C’est le début d’une détention qui durera près de deux mois dans un appartement romain.
L’Italie
retient son souffle
Les Brigades rouges proposent d’épargner leur prisonnier
en échange de la libération de plusieurs de leurs compagnons emprisonnés. Aldo Moro
écrit dans le même temps une centaine de lettres à ses proches, aux principaux dirigeants
de la DC ainsi qu’au Pape Paul VI dont il était l’ami. Des missives prônant l’ouverture
et le dialogue. Elles se heurtent à l’intransigeance des terroristes et à l’exigence
de libération sans condition de la part du gouvernement. Les négociations échouent.
Son destin est scellé. Au cours d’un « procès populaire » instruit par ses geôliers,
il est condamné à mort. La découverte de son cadavre bouleverse le pays. Les premières
arrestations parmi les brigadistes responsables interviennent dès le mois d’octobre
1978. Mario Moretti, reconnu comme le principal organisateur, ne sera arrêté qu'en
1981. Les causes et les conditions de sa capture, de sa détention et de son assassinat
n’ont pas été complètement éclaircies à ce jour malgré les nombreux procès et les
multiples enquêtes.
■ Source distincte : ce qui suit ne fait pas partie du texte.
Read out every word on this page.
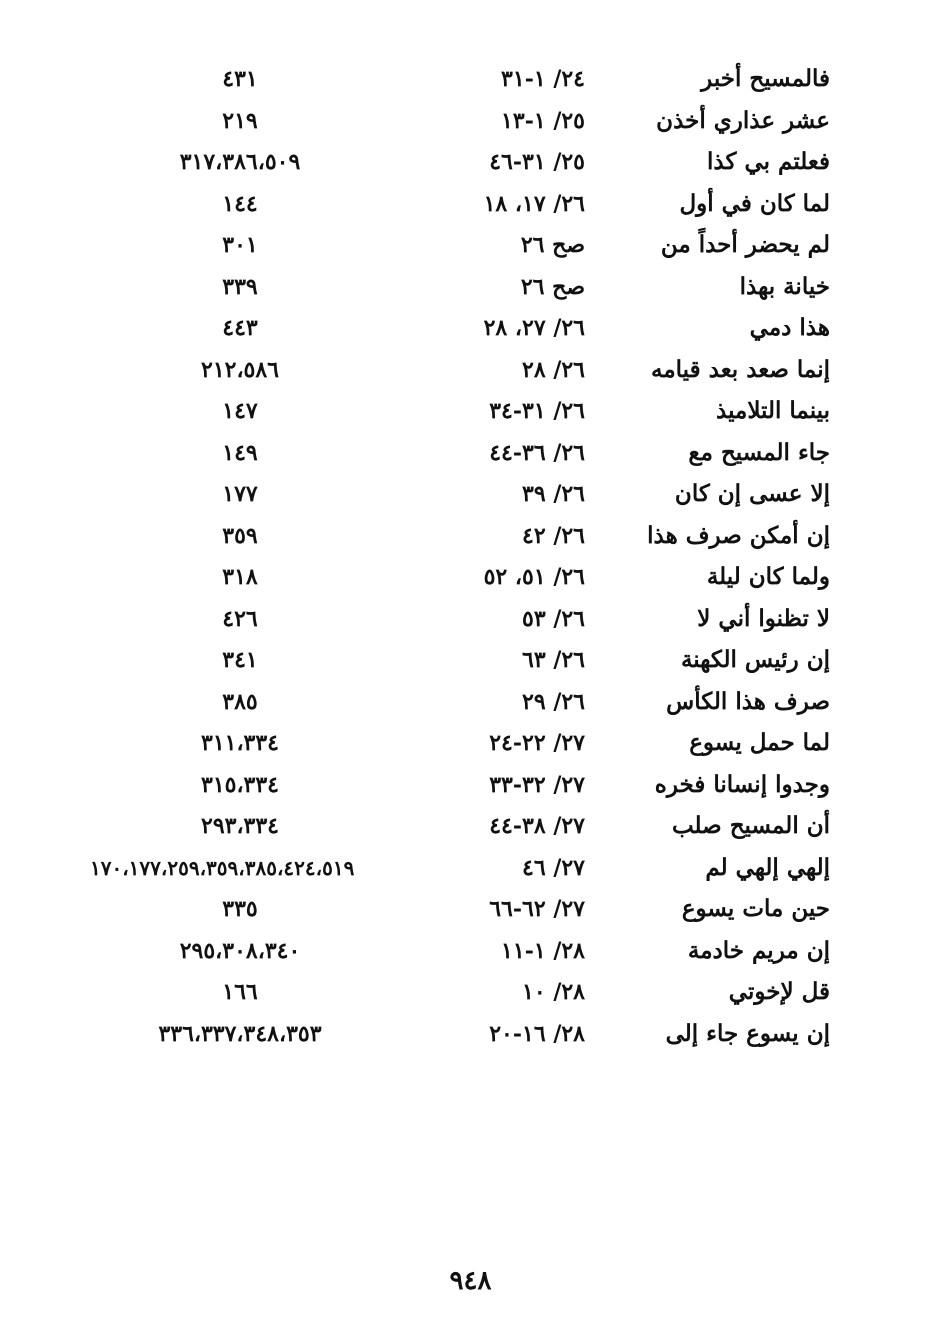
فالمسيح أخبر
٢٤/ ١-٣١
٤٣١
عشر عذاري أخذن
٢٥/ ١-١٣
٢١٩
فعلتم بي كذا
٢٥/ ٣١-٤٦
٣١٧،٣٨٦،٥٠٩
لما كان في أول
٢٦/ ١٧، ١٨
١٤٤
لم يحضر أحداً من
صح ٢٦
٣٠١
خيانة بهذا
صح ٢٦
٣٣٩
هذا دمي
٢٦/ ٢٧، ٢٨
٤٤٣
إنما صعد بعد قيامه
٢٦/ ٢٨
٢١٢،٥٨٦
بينما التلاميذ
٢٦/ ٣١-٣٤
١٤٧
جاء المسيح مع
٢٦/ ٣٦-٤٤
١٤٩
إلا عسى إن كان
٢٦/ ٣٩
١٧٧
إن أمكن صرف هذا
٢٦/ ٤٢
٣٥٩
ولما كان ليلة
٢٦/ ٥١، ٥٢
٣١٨
لا تظنوا أني لا
٢٦/ ٥٣
٤٢٦
إن رئيس الكهنة
٢٦/ ٦٣
٣٤١
صرف هذا الكأس
٢٦/ ٢٩
٣٨٥
لما حمل يسوع
٢٧/ ٢٢-٢٤
٣١١،٣٣٤
وجدوا إنسانا فخره
٢٧/ ٣٢-٣٣
٣١٥،٣٣٤
أن المسيح صلب
٢٧/ ٣٨-٤٤
٢٩٣،٣٣٤
إلهي إلهي لم
٢٧/ ٤٦
١٧٠،١٧٧،٢٥٩،٣٥٩،٣٨٥،٤٢٤،٥١٩
حين مات يسوع
٢٧/ ٦٢-٦٦
٣٣٥
إن مريم خادمة
٢٨/ ١-١١
٢٩٥،٣٠٨،٣٤٠
قل لإخوتي
٢٨/ ١٠
١٦٦
إن يسوع جاء إلى
٢٨/ ١٦-٢٠
٣٣٦،٣٣٧،٣٤٨،٣٥٣
٩٤٨
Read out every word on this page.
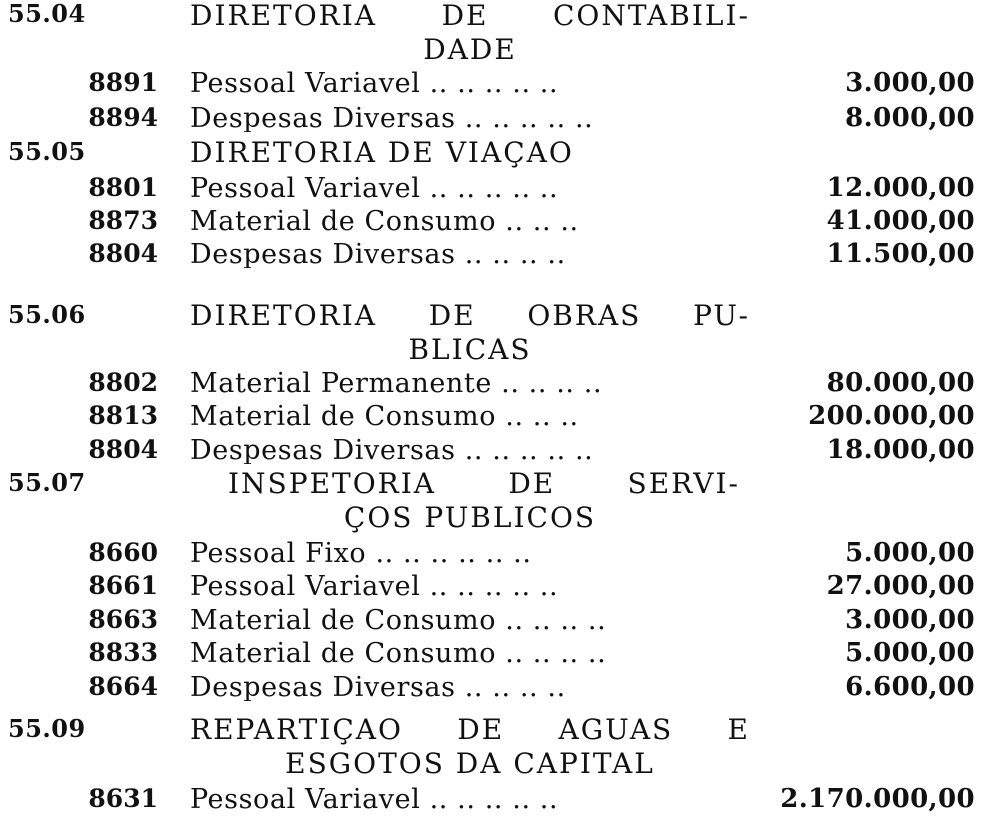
55.04	DIRETORIA DE CONTABILI-
DADE
8891 Pessoal Variavel .. .. .. .. ..	3.000,00
8894 Despesas Diversas .. .. .. .. ..	8.000,00
55.05	DIRETORIA DE VIAÇAO
8801 Pessoal Variavel .. .. .. .. ..	12.000,00
8873 Material de Consumo .. .. ..	41.000,00
8804 Despesas Diversas .. .. .. ..	11.500,00
55.06	DIRETORIA DE OBRAS PU-
BLICAS
8802 Material Permanente .. .. .. ..	80.000,00
8813 Material de Consumo .. .. ..	200.000,00
8804 Despesas Diversas .. .. .. .. ..	18.000,00
55.07	INSPETORIA DE SERVI-
ÇOS PUBLICOS
8660 Pessoal Fixo .. .. .. .. .. ..	5.000,00
8661 Pessoal Variavel .. .. .. .. ..	27.000,00
8663 Material de Consumo .. .. .. ..	3.000,00
8833 Material de Consumo .. .. .. ..	5.000,00
8664 Despesas Diversas .. .. .. ..	6.600,00
55.09	REPARTIÇAO DE AGUAS E
ESGOTOS DA CAPITAL
8631 Pessoal Variavel .. .. .. .. ..	2.170.000,00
Implication de la mafia, influence des services secrets américains
ou de la Stasi Est-Allemande, les hypothèses les plus variées ont été évoquées et
jamais démenties.
Les funérailles célébrées par Paul VI
C’est
Paul VI qui préside le rite funèbre d’Aldo Moro dans la basilique Saint-Jean-de-Latran,
le 13 mai 1978. Le Pape visiblement affecté et éprouvé par la perte d’un ami prononce
alors une prière qui restera célébre. « Seigneur, écoute-nous! Et qui peut écouter
notre plainte, sinon encore Toi ô Dieu de la vie et de la mort? Tu n'as pas exaucé
notre supplication pour garder de la mort Aldo Moro, cet Homme bon, doux, sage, innocent
et ami. Mais Toi ô Seigneur, tu n'as pas abandonné son esprit immortel, empreint de
la Foi au Christ, qui est la résurrection et la vie. Pour lui, pour lui. Seigneur
écoute-nous! Fais ô Dieu, Pire de miséricorde, que ne soit pas interrompue la communion
qui, même dans les ténèbres de la mort subsiste entre les Défunts et nous. Nous qui
sommes encore vivants en cette journée d'un inexorable soleil couchant. La destinée
de notre être de rachetés n'est pas vaine: notre chair ressuscitera, notre vie sera
éternelle! Oh! que notre foi égale dès maintenant cette réalité promise. Nous les
reverrons, heureux dans le Dieu infini, Aldo Moro et tous les vivants dans le Christ! Seigneur,
écoute-nous! Et en attendant, ô Seigneur, fais que, apaisé par la vertu de ta Croix,
notre cœur sache pardonner l'outrage injuste et mortel infligé à cet Homme si cher
et à ceux qui ont subi le même sort cruel. Fais que nous recueillions tous, dans le
pur linceul de son noble souvenir, l'héritage qui demeure de sa conscience droite,
de son exemple humain et cordial, de son don à la rédemption civile et spirituelle
de la chère Nation italienne. »
(Photo : Messe de funérailles d'Aldo Moro célébrée
par le Pape Paul VI)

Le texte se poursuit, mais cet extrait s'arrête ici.